U.S. Department of Labor’s New Frequently Asked Questions Regarding Immigration-Related Prosecutorial Discretion: What You Need to Know
On July 6, 2022, the U.S. Department of Labor (DOL) issued guidance in the form of a Frequently Asked Questions (FAQ) document titled “Process for Requesting Department of Labor Support for Requests to the Department of Homeland Security for Immigration-Related Prosecutorial Discretion During Labor Disputes.” The FAQ clarifies the process by which workers involved in labor disputes can request DOL’s support for the Department of Homeland Security (DHS) to exercise prosecutorial discretion in their favor. Such immigration-related prosecutorial discretion may take various forms, including a decision by DHS to end or to not initiate enforcement proceedings against a worker on a case-by-case basis. DHS also possesses discretionary authority to grant deferred action and immigration parole, which can provide a basis for workers to access employment authorization.

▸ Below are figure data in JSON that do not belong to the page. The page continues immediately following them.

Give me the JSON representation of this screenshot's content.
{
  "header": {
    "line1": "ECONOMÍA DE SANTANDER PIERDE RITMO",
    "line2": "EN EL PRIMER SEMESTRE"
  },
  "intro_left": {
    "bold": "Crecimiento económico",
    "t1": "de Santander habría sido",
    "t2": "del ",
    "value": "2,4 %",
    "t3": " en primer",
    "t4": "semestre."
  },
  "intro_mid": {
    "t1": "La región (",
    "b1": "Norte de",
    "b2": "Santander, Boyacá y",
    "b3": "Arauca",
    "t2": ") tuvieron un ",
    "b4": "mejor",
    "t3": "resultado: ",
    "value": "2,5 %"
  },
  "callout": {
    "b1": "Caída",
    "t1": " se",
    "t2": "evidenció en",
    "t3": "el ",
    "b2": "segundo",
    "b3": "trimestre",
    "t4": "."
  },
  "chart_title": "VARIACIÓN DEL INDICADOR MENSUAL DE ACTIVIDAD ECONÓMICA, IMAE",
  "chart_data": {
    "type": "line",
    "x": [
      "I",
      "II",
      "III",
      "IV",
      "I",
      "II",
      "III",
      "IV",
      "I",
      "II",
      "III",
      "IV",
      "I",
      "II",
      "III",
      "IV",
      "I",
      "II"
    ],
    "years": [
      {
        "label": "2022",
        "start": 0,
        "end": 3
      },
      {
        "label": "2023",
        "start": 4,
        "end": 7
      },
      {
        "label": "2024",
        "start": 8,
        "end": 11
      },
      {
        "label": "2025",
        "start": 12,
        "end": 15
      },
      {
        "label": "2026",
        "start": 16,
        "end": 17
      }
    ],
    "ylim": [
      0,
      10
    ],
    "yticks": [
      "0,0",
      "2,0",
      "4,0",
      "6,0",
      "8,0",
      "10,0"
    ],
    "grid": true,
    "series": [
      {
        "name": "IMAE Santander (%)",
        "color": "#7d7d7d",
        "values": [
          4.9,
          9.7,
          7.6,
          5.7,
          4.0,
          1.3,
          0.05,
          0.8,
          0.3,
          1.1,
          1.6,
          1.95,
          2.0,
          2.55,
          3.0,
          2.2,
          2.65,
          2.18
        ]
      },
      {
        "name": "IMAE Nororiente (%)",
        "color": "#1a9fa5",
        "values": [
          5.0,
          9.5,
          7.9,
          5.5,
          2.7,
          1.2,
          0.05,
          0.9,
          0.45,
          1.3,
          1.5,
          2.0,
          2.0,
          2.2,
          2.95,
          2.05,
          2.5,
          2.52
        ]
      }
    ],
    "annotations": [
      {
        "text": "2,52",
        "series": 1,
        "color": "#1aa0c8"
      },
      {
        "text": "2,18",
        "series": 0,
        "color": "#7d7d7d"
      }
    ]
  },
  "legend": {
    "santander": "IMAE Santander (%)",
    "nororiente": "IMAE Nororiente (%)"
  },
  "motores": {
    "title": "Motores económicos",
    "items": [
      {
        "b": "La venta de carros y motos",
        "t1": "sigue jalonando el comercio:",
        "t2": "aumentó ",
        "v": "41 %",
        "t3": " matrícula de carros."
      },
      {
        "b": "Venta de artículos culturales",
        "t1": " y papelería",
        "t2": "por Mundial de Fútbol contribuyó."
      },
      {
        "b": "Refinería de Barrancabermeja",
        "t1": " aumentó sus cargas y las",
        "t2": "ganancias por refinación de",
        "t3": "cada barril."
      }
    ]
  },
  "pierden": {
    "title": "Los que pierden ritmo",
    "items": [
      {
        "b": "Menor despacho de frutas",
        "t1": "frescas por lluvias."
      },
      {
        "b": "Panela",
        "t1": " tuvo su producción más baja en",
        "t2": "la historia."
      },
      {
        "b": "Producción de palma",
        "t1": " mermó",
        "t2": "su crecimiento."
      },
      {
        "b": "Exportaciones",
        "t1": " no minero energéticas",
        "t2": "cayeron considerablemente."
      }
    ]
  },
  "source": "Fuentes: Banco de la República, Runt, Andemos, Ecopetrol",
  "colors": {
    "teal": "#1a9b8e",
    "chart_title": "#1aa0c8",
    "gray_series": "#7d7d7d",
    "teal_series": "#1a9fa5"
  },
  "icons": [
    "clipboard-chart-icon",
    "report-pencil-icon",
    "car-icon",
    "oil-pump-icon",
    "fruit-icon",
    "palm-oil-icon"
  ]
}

Immigrant workers have long campaigned for DHS and DOL to clarify and streamline the process for obtaining these protections. These temporary protections make it safer for workers to speak up about harmful treatment in the workplace, such as unpaid wages and unsafe conditions, without fear of employer retaliation. Immigrant workers, as the FAQ recognizes, must be able to make complaints to DOL and participate in its worksite investigations without fear of immigration-based retaliation for DOL to carry out its mission and effectively enforce the laws within its jurisdiction. These protections are particularly important given the elevated levels of exploitation, labor violations, and retaliation faced by immigrant workers.
While the DOL’s FAQ is a major step toward more effective enforcement of our nation’s core labor and employment standards and comes after years of courageous organizing by immigrant workers, it is not enough. DHS must now release its guidance to clarify the process by which workers can seek prosecutorial discretion based on their involvement in a labor dispute.